I left the classroom and went directly to the registrar to drop the class. Naipaul’s vitriol seemed abusive, a word I wouldn’t have thought to use then, and my reaction was more physical than strategic. I couldn’t imagine being again in the same room with him.
Today he probably would have to be airlifted back to England, so deliberately offensive was his behavior and contrarian his politics, but surprisingly, at a school known for its radicalism, the rest of the class stayed. Or so I was told, by a friend who remained, and eventually had to petition along with other classmates to have the dean raise their failing grades. How stupid American students were, how callow, how lazy, Naipaul later said in interviews. But he had known that before he walked in the classroom. The writer in him knew something else. No one has written better than Naipaul of his own early flailings.

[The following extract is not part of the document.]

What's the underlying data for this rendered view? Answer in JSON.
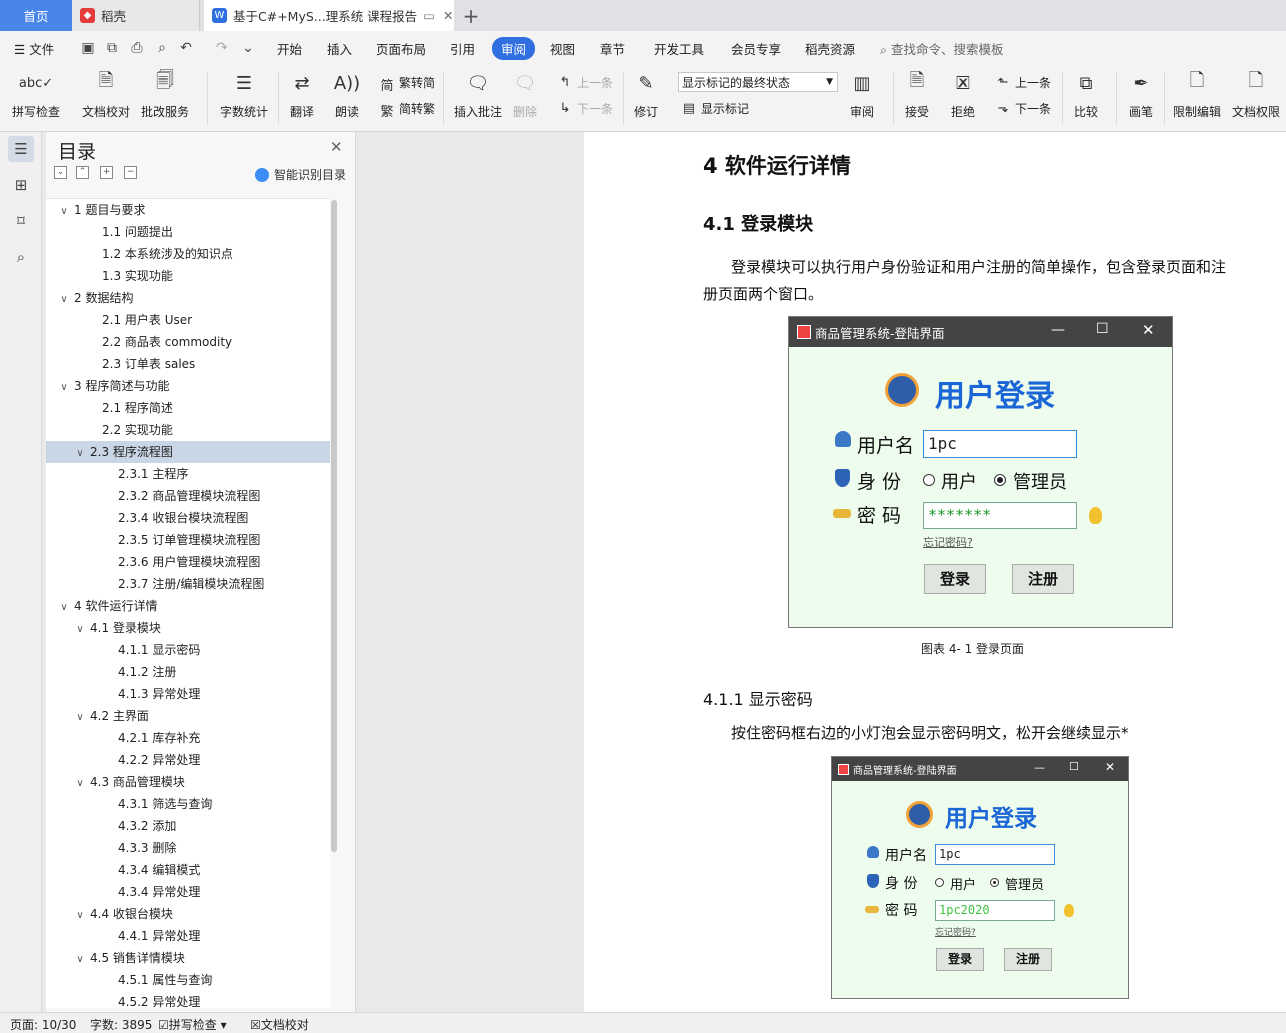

Almost ten years later, bored beyond endurance in an office job, while trying to write, I would read A House for Mr Biswas. I was nearly the age Naipaul was when he wrote this novel. In my opinion it is his masterwork, because he for once permitted himself humor, and a love for his protagonist that only flickers in his other work. It is a Dickensian novel—absent the sentimentality-with its many characters, set pieces, and ultimately simple but powerful plot. The politics are family politics, and no one has done them better. His villains — the in-laws – are pleasurably awful and his protagonist is weak, fallible but loved by his creator. I would take A House for Mr Biswas to the proverbial desert island; I press it upon younger readers, who often disregard me and read instead A Bend in the River, where the writing is equally fine but pitiless.
I wonder now, after Naipaul’s death, if the man has become better known than his work. It would be a terrible shame.
Cynthia Payne lives in Brooklyn, New York, and is at work on a novel.